Matias Brunacci, Virtualshamanism, 2018, screenshot of VR artwork. On view in “Speculative Cultures” at the Anna-Maria and Stephen Kellen Gallery at Parsons. Matias Brunacci
When does Tina Sauerländer sleep?
The Berlin-based curator, writer, art historian, board member, women in tech advocate and, increasingly, preeminent authority on new media and millennial art, is opening two big shows in less than a month (“Speculative Cultures” at Parsons in New York and “Touching From A Distance II” at Goethe Media Space in Toronto)—all while co-running Peer to Space, a curatorial and exhibition hub that has generated an average of three shows per year since 2010.
Originally from Kassel, Sauerländer co-founded Peer to Space eight years ago in Munich where she specialized in exhibitions that connect emerging media practices with the personal and every day. In the last three years, in partnership with peer to space’s Project Manager and co-curator Peggy Schoenegge, Sauerländer’s curatorial practice has focused on art that employs virtual reality and augmented reality to illuminate the personal costs (and joys) of our over-saturated times. It’s a brilliantly counter-intuitive pairing: the technology of alienation meets the confessional.

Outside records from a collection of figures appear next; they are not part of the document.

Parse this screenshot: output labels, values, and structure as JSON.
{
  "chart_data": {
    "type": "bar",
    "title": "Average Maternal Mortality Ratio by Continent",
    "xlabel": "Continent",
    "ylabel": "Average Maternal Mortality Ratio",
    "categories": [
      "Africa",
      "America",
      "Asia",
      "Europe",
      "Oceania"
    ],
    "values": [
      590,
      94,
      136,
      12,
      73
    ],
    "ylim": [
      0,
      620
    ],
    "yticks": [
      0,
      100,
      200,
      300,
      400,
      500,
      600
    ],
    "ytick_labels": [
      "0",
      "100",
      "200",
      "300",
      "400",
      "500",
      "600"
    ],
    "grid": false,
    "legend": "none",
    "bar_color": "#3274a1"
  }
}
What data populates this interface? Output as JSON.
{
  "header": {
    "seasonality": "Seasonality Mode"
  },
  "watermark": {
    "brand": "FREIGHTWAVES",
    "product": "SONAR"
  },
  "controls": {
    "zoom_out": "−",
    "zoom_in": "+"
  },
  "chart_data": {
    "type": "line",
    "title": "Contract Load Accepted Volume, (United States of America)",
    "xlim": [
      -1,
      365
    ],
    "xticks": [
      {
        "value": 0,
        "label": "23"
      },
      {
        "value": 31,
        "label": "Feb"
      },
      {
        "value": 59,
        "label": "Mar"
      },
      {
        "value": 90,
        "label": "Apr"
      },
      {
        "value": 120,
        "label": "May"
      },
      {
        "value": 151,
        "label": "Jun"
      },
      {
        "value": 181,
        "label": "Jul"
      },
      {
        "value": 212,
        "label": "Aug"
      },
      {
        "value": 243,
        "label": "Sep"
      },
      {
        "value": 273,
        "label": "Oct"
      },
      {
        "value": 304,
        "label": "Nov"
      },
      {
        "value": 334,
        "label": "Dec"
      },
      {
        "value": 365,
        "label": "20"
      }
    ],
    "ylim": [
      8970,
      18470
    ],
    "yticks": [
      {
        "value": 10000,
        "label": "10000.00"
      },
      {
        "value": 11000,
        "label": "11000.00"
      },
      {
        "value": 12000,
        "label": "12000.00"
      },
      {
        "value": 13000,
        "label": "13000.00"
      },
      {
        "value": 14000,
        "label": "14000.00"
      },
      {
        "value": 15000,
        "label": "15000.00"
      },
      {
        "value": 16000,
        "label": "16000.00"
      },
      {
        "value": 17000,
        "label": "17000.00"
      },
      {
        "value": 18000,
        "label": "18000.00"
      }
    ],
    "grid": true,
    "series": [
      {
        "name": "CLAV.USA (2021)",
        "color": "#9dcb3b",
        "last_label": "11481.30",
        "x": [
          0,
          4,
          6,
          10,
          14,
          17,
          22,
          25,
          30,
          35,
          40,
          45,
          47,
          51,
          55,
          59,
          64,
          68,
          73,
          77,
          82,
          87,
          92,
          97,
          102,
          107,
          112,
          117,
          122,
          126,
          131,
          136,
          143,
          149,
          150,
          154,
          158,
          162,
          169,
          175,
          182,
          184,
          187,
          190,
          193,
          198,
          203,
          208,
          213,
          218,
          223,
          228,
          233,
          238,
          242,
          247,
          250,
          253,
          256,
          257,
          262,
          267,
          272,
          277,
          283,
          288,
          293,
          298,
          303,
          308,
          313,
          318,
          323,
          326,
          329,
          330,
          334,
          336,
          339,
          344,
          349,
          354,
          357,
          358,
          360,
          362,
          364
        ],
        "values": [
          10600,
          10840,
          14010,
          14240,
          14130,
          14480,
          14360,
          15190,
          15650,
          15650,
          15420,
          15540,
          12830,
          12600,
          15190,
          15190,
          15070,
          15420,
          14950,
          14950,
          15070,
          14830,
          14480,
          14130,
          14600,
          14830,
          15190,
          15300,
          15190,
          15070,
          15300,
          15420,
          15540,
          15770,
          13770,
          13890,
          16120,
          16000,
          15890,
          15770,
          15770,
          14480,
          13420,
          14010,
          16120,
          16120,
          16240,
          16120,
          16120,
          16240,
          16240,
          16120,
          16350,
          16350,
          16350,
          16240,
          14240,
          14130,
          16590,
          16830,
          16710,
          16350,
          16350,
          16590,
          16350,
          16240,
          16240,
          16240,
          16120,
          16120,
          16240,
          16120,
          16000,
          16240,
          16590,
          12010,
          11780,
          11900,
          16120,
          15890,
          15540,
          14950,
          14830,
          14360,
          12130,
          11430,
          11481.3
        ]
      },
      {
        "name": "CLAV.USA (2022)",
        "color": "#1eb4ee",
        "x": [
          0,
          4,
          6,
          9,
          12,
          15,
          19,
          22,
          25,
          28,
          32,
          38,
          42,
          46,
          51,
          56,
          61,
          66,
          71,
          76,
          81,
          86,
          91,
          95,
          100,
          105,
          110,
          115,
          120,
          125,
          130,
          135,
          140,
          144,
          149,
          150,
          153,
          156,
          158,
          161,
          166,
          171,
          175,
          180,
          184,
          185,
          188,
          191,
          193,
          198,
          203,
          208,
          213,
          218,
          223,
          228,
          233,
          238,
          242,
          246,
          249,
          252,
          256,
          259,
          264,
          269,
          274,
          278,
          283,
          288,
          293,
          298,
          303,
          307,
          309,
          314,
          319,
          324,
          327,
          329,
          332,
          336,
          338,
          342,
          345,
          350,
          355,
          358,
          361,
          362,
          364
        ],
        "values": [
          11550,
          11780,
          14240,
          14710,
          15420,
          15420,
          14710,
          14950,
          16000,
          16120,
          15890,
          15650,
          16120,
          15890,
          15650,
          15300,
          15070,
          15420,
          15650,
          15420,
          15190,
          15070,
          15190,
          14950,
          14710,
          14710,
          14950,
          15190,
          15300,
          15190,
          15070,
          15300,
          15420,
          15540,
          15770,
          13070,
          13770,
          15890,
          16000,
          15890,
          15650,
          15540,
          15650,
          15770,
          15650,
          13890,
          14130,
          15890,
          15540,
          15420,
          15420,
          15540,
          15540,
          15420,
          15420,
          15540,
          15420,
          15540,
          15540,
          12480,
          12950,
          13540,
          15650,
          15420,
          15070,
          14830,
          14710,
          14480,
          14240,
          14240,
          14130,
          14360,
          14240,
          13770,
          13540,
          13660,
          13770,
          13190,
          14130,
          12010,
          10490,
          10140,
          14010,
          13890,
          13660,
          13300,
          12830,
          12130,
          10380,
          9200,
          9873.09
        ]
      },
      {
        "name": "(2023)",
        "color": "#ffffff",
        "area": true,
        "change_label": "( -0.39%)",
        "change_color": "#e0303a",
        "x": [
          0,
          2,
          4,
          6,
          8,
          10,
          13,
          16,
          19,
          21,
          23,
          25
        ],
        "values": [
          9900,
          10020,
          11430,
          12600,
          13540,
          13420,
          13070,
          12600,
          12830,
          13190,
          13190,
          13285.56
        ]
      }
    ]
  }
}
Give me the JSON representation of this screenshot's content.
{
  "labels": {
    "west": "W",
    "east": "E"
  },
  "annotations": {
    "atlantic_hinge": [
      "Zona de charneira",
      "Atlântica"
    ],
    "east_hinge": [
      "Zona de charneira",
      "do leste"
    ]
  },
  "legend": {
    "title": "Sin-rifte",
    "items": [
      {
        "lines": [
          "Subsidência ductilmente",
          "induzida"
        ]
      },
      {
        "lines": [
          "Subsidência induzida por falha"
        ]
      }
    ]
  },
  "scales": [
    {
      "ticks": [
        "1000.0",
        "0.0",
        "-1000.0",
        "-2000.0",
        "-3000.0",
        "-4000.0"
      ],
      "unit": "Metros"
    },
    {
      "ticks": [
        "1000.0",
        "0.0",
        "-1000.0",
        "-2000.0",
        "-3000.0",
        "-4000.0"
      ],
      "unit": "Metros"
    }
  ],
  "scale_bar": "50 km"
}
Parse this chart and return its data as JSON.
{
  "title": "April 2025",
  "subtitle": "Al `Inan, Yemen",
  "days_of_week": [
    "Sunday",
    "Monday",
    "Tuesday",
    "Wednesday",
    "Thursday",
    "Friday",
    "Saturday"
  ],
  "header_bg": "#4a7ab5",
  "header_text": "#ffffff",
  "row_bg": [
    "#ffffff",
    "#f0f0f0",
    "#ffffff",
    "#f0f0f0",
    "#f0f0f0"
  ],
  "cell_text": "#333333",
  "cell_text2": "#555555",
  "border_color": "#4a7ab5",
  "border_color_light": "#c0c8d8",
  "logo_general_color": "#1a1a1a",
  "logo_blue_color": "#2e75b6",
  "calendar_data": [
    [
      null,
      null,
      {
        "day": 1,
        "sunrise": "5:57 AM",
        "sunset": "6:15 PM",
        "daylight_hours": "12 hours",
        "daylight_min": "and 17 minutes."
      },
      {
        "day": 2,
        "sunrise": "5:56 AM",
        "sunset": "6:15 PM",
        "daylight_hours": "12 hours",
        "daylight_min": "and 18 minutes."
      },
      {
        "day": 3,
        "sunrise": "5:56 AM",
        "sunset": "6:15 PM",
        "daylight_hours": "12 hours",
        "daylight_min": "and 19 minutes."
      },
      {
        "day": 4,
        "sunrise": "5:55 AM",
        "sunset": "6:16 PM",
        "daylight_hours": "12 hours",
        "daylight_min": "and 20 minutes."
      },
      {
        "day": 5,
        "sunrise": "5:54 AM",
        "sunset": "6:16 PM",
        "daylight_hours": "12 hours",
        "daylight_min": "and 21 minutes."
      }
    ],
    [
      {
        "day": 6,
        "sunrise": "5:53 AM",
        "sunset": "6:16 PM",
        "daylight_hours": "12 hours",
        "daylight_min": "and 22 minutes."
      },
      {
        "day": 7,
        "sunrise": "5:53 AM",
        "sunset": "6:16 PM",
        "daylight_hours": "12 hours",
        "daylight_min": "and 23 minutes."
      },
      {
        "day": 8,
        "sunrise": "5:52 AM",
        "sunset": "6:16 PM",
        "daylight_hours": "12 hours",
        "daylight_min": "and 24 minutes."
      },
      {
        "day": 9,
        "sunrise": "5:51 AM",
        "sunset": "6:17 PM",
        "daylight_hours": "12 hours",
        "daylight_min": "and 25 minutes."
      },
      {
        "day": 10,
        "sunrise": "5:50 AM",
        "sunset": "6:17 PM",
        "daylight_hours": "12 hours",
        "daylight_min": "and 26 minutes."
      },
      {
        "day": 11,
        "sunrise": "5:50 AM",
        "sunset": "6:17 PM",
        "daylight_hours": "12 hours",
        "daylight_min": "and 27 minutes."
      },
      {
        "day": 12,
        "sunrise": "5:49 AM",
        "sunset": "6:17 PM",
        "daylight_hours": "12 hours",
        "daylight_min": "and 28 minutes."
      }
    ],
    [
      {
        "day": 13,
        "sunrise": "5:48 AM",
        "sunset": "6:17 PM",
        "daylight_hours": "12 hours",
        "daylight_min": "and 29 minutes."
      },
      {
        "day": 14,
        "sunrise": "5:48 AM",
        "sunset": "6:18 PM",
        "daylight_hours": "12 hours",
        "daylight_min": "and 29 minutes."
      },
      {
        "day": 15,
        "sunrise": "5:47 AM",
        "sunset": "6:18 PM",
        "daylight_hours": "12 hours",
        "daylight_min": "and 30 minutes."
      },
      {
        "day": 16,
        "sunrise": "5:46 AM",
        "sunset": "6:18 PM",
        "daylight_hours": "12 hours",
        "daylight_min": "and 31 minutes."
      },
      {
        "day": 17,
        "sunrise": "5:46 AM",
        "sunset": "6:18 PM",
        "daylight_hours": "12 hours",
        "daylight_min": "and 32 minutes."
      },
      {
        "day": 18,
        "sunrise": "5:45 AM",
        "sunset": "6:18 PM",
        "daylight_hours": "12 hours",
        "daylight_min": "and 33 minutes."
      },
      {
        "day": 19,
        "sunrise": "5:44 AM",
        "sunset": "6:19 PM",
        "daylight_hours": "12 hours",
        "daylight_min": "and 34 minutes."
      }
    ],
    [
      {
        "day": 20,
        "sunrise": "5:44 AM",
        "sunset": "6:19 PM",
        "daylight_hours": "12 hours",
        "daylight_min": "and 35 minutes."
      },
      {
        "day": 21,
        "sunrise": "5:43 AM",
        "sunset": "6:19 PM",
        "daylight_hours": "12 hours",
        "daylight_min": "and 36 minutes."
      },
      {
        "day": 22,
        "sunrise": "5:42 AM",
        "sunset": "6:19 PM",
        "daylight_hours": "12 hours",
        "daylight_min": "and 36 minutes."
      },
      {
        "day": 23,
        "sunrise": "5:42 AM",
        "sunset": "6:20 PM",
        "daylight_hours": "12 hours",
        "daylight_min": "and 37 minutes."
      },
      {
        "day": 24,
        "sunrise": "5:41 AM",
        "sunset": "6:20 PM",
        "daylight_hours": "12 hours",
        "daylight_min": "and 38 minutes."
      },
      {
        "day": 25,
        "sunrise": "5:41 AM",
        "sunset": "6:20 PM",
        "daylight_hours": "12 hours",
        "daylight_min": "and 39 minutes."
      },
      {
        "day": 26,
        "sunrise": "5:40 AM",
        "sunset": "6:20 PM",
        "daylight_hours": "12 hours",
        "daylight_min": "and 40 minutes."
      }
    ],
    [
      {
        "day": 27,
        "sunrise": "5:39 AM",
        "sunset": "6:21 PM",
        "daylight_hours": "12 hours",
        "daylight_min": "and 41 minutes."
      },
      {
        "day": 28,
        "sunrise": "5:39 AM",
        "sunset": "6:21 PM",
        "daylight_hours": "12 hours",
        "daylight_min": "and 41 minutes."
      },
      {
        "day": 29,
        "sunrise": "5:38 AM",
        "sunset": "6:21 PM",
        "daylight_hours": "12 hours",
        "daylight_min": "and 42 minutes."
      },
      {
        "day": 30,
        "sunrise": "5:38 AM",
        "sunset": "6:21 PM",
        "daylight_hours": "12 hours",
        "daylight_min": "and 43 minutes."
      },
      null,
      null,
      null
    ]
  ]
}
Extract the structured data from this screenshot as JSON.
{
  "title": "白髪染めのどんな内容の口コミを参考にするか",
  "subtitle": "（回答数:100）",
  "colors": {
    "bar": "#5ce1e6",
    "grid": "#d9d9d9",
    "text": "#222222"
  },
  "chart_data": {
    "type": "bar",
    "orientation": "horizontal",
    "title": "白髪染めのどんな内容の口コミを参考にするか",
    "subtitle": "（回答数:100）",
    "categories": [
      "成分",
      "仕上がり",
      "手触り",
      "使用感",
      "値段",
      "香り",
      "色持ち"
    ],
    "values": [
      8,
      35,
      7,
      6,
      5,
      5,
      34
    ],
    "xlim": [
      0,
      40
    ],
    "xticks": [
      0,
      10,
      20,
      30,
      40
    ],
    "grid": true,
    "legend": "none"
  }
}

Observer caught up with Sauerländer in New York as she put the finishing touches on “Speculative Cultures.” She was wide awake.
Observer: Why do we talk about digital media art as “new?” Is there a kind of glamour built in to thinking of the digital as being “new?”
Sauerländer: You ask that question while I am in New York, installing the show “Speculative Cultures” at The New School. And there is the New Museum and NewInc. just around the corner. Many things are called “new” here in New York, which may be related to the history of the U.S. and this city in particular. So yes, I guess there is some kind of attraction or glamour that comes with the term “new.”
Digital media art has a reputation for being very difficult to sell, as a product itself. Is this still true?
Yes, this is still true. The art market is tied to the system of uniqueness. It is still hard to sell digital files on sticks. But uniqueness contradicts with the nature of digital work, as digital files are identical and can be copied endlessly. This cries out for a new attitude towards digital art and its value that does not lie in uniqueness. It is the opposite. It lies in the accessibility of the works for everyone, from every part of the world.
Tina Sauerländer. Jonas Blume.
Tell me about your curating practice. Do you spend hours looking for new works online? Also, what attracts you?
At a certain point I discover a topic that seems to be relevant for artists but also for others living in the same society. For example, “Speculative Cultures” came from us thinking about how many people actually are afraid of the new, or the yet unknown, of encounters with new cultures. “New” can also be something to be afraid of. The exhibition therefore presents artists from different parts of the world [who make] virtual reality artworks that speculate on new forms of cultures, thereby reflecting their own cultural background and history. Being all together in one exhibition space, the exhibition sheds light on differences but also on many similarities between the different cultures. Further, the exhibition shows that a culture is not something that is static tied to one place, but how culture and its manifestations (like rituals, visual language and spoken language) change over time.
I wrote about one of your shows, “When The Cat’s Away, Abstraction,” several years ago, and was struck by how much physical, IRL art I saw: art you could actually buy and keep in your home. Is there a kind of end game built into digital art, one that ultimately leads to a physical “product?”
The show was about how digital abstract visual language in art is not only part of the digital but also part of the real world. Digital art does not ultimately lead to a physical “product,” although this was one of the big accusations post-internet art had to face: turning the digital into a unique product to sell it. However, the show was not about post internet art. It was about how the IRL and URL worlds grow together. When the internet was new, we perceived it as the other world, as something parallel to the real world. This distinction is dissolving.
The Swan Collective, Here We Are – A Turing Torture, 2018, VR Experience (Still), 2018. On view in “Touching From A Distance II” at the Goethe Media Space. The Swan Collective
What is the commercial strategy behind shows positioned as new media art? In other words, how do artists make any money?
They license their work for screenings in institutions. This is why it is so important to pay reasonable artists fees. This should be obligatory by law.
The Goethe Media Space exhibition appears to be a bridge-builder between new media art and “traditional” art. Which leads to the question: Why do people still need connections to be made between new media art and “traditional” art when everybody uses the internet and is exposed to new media every day?
“Touching From A Distance II – Transmediations in the Digital Age” focuses on how the process of trans-mediation reflects our daily internet routine [wherein] we stay connected via intangible yet visible information. We constantly exchange information in analog, digital, visual or written form. The band Joy Division praised the effect of music conveyed through the radio with their 1979 song Transmission: “Touching from a distance…sound, that’s all we need to synchronize.”